Validation of the mechanism of cholesterol binding by StAR using short molecular dynamics simulations

Abstract

We previously proposed an original two-state cholesterol binding mechanism by StAR, in which the C-terminal α-helix of StAR gates the access of cholesterol to its binding site cavity. This cavity, which can accommodate one cholesterol molecule, was proposed to promote the reversible unfolding of the C-terminal α-helix and allow for the entry and dissociation of cholesterol. In our molecular model of the cholesterol–StAR complex, the hydrophobic moiety of cholesterol interacts with hydrophobic amino acid side-chains located in the C-terminal α-helix and at the bottom of the cavity.
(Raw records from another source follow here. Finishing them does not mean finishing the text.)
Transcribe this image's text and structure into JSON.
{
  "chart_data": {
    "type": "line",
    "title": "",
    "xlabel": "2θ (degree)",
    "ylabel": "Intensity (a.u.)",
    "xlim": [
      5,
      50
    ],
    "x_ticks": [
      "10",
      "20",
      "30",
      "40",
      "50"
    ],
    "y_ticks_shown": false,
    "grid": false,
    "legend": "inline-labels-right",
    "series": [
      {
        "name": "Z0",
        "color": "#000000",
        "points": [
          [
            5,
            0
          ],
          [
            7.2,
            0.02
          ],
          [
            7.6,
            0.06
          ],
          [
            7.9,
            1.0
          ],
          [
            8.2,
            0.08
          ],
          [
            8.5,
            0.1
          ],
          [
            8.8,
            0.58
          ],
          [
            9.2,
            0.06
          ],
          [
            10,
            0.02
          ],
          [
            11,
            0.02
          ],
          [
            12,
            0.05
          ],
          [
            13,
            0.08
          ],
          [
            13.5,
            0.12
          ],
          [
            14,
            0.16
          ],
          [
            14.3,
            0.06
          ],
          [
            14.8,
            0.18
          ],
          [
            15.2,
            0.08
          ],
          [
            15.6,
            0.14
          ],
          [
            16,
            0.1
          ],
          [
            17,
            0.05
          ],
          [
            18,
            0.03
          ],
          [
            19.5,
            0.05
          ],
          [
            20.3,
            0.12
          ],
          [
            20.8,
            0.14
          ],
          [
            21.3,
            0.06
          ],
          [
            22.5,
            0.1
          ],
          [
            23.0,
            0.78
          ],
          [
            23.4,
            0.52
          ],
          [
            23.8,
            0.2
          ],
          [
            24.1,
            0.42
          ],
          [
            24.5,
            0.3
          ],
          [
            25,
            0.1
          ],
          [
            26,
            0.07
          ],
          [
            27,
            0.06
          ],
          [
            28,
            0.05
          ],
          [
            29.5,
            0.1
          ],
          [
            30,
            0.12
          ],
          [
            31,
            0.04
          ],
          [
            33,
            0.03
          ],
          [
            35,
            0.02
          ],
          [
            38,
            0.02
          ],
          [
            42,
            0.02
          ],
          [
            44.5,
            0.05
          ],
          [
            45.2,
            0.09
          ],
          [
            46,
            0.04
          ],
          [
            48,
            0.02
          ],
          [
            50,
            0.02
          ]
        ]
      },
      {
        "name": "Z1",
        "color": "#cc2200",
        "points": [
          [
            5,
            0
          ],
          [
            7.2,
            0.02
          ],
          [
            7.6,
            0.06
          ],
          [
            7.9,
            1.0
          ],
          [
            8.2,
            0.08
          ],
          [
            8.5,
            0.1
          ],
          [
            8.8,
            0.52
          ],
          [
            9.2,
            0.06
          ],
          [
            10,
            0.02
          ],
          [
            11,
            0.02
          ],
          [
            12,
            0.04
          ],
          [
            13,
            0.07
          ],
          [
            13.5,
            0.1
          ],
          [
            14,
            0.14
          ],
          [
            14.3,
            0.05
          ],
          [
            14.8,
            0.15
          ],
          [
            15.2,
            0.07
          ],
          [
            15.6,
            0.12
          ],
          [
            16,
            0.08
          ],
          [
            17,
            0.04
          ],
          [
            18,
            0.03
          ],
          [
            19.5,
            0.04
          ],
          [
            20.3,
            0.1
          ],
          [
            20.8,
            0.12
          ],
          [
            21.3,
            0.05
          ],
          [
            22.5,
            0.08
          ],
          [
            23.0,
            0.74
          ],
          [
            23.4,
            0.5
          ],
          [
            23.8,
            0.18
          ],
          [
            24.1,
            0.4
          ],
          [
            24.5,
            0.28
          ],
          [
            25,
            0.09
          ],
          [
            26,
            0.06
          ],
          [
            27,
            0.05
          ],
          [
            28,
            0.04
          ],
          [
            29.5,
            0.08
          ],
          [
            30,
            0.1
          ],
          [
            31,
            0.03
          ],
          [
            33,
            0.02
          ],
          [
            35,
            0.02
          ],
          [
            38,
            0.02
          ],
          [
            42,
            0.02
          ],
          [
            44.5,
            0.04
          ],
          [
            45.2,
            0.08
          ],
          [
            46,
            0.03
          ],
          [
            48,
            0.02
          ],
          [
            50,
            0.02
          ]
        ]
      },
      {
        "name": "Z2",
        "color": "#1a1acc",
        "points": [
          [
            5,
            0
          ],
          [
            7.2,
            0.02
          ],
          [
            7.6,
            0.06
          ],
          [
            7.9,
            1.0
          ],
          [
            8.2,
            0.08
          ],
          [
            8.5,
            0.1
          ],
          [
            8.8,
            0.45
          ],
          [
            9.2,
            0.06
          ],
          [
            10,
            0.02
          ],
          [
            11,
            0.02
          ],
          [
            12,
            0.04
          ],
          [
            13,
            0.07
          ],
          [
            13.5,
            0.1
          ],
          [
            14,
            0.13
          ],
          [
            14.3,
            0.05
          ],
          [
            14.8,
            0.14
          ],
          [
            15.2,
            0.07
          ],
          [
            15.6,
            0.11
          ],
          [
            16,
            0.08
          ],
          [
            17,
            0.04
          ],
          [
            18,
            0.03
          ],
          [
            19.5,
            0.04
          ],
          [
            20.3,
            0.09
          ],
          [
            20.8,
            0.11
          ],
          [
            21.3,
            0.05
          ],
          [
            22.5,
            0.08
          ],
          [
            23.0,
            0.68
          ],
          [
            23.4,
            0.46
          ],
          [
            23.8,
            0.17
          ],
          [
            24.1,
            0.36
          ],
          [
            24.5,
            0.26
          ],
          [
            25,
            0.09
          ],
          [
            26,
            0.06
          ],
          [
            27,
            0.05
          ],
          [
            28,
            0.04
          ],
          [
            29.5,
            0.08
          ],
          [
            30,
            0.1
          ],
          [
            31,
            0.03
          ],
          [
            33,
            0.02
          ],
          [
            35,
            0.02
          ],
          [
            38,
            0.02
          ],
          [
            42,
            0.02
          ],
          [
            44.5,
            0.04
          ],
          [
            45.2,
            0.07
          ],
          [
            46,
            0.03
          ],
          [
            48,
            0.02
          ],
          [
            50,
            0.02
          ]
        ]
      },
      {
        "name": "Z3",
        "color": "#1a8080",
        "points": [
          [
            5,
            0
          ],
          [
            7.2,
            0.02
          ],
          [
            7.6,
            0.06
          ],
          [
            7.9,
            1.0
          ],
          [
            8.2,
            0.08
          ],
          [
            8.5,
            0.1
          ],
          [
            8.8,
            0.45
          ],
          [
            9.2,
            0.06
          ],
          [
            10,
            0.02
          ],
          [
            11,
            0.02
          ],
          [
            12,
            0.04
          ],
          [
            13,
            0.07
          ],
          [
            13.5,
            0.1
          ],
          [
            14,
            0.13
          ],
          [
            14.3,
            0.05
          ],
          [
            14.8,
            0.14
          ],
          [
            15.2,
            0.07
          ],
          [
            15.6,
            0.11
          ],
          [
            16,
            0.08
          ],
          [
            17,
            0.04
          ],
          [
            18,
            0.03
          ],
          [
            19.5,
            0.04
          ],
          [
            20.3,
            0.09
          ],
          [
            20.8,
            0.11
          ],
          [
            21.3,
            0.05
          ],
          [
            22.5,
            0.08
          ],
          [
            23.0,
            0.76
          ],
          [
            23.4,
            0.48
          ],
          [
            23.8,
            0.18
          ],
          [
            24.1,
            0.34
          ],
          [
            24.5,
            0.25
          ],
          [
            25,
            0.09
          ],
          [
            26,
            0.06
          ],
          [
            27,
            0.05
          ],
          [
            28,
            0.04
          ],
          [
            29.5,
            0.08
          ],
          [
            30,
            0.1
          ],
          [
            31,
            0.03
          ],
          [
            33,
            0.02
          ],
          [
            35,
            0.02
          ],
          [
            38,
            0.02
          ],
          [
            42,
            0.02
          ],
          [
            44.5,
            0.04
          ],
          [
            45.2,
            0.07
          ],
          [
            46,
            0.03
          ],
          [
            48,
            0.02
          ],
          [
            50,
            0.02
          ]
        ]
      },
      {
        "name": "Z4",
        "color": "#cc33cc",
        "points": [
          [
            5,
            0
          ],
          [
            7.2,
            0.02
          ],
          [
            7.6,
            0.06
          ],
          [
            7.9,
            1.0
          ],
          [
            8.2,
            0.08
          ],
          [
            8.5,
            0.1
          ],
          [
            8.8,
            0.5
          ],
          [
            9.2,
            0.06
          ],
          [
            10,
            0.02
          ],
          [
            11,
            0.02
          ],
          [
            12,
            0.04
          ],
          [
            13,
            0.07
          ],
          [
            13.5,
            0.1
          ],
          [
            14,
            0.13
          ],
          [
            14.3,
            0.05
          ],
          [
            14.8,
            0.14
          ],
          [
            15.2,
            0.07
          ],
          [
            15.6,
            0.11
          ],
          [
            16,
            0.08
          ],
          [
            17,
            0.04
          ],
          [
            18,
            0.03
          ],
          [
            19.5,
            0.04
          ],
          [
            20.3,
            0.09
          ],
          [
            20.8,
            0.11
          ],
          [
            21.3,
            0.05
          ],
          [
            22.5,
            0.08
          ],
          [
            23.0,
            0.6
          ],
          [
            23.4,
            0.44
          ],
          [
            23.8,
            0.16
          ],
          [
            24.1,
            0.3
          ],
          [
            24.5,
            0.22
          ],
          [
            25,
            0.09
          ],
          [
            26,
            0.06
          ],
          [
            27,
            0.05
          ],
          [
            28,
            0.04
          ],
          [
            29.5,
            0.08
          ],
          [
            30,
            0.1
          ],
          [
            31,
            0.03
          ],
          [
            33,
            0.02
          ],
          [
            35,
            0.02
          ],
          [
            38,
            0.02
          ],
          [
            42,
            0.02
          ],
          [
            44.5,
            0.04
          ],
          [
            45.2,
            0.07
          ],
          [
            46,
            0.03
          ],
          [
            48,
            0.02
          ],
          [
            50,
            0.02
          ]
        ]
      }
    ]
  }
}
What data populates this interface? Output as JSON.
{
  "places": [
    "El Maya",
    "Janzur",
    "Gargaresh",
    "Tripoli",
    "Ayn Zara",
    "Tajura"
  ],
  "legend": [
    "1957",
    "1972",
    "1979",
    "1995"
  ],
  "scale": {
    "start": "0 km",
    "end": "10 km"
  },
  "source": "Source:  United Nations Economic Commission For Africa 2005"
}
In this study, we present a structural in silico analysis of StAR. Molecular dynamics simulations showed that point mutations of Phe 267, Leu 271 or Leu 275 at the α-helix 4 increased the gyration radius (more flexibility) of the protein's structure, whereas the salt bridge double mutant E169M/R188M showed a decrease in flexibility (more compactness). Also, in the latter case, an interaction between Met 169 and Phe 267 disrupted the hydrophobic cavity, rendering it impervious to ligand binding. These obtained results are in agreement with previous in vitro experiments, and provide further validation of the two-state binding mode of action.